6. Report the Findings
Since the main approach to action research involves the informed action to introduce useful change into the classroom or schools, one must not forget to share the outcomes with others. Sharing the outcomes would help to further reflect on the problem and process, and it would help other teachers to use these findings to enhance their professional practice as an educator. One may print book and share the experience with the school leaders, principal, teachers and students as they served as guide to action research. Or, a community action researcher may present community-based action research at a conference so people from other areas can take advantage of this collaborative action. Also, teachers may use a digital storytelling tool to outline their results.

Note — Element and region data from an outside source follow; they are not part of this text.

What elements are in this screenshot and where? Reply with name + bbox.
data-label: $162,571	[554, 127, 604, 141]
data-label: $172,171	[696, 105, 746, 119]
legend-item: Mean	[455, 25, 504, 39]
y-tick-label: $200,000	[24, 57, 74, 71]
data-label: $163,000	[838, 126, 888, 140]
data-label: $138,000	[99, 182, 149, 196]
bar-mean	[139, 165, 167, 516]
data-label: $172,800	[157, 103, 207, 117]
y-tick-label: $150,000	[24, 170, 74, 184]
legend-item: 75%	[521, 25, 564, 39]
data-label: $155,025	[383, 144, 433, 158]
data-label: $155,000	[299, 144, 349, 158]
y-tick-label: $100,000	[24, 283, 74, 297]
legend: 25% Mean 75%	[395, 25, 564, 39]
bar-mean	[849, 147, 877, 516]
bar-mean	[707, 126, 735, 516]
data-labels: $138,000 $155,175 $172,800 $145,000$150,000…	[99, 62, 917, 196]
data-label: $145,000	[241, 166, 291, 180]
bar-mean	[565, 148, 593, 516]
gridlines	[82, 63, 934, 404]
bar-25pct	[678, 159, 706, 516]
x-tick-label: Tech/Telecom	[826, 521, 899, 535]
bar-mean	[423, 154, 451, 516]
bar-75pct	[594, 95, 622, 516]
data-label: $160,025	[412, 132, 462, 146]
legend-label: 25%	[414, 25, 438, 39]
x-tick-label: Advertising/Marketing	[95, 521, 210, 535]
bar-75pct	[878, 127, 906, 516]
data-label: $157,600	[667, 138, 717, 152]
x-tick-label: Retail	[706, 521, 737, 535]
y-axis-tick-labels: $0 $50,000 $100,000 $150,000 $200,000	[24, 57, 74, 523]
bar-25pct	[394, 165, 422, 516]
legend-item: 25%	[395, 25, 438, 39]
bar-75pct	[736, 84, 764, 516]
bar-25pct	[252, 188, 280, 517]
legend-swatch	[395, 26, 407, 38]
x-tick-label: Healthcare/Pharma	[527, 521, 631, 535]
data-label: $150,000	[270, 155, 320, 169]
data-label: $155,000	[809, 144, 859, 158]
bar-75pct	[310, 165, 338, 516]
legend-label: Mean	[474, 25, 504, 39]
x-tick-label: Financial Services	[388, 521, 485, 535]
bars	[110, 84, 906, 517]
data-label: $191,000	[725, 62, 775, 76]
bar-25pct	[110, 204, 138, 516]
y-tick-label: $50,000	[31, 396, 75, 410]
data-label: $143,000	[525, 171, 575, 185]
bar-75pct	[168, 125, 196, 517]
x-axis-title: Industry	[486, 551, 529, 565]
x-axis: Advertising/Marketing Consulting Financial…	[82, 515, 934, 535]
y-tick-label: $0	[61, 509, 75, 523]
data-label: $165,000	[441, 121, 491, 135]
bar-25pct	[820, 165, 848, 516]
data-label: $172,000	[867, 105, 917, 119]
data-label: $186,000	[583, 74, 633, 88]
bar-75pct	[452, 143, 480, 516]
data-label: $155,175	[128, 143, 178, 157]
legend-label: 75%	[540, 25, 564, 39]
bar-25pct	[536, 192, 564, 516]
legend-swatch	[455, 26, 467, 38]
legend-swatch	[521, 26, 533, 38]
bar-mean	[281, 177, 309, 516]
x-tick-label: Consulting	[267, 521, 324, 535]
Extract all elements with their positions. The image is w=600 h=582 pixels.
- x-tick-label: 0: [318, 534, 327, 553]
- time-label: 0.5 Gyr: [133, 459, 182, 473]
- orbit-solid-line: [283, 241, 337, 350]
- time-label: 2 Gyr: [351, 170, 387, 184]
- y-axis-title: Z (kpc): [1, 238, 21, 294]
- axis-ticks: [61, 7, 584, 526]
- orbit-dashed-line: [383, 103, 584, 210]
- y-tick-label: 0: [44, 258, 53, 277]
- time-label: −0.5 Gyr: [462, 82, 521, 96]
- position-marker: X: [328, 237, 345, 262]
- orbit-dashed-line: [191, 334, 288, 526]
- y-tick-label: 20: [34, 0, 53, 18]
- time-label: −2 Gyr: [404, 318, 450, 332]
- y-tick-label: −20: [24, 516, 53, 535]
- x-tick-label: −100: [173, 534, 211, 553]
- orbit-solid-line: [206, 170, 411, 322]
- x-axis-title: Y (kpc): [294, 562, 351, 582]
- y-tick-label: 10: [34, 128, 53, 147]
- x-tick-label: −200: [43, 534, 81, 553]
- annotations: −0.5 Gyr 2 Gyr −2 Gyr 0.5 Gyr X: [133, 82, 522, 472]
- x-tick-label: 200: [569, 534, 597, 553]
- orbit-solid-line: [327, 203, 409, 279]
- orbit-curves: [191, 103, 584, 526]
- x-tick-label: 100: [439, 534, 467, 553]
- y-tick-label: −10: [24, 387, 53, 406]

There are plenty of creative tools we can use to bring the research projects to life. We have seen videos, podcasts and research posters all being used to communicate the results of these programs. Community action research is a unique way to present details of the community-related adventures in the teacher profession, cultivate expertise and show how teachers think about education, so it is better to find unique ways to report the findings of community-led action research.
Final thoughts on action-research for teachers
All teachers want to help their students to become better citizens and learners. An action research project offers unique and reflective professional learning one may use to bring a positive change in educational and classroom practices and to find out whether those changes bring the desired results or not. An action research model provides unique ideas and knowledge along with critical action research making a great formula for effective change.
The advantages of action research are far and wide but some members of staff who are already swamped with a busy workload might need the development cycle broken down into really simple steps. Ultimately, the educational context in which these projects are facilitated will matter. Education practitioners will need a careful balance of autonomy and guidance to get the whole staff buy in.
As well as the various international journals that could take interest in your projects, there may well also be some local opportunities to showcase staff knowledge. Instead of writing a project report, participant observations could be explained within 'teach meets' or other collaborative sharing events. These types of occasions give members of their education community a clearer understanding of the development of practice that teachers have been engaged in.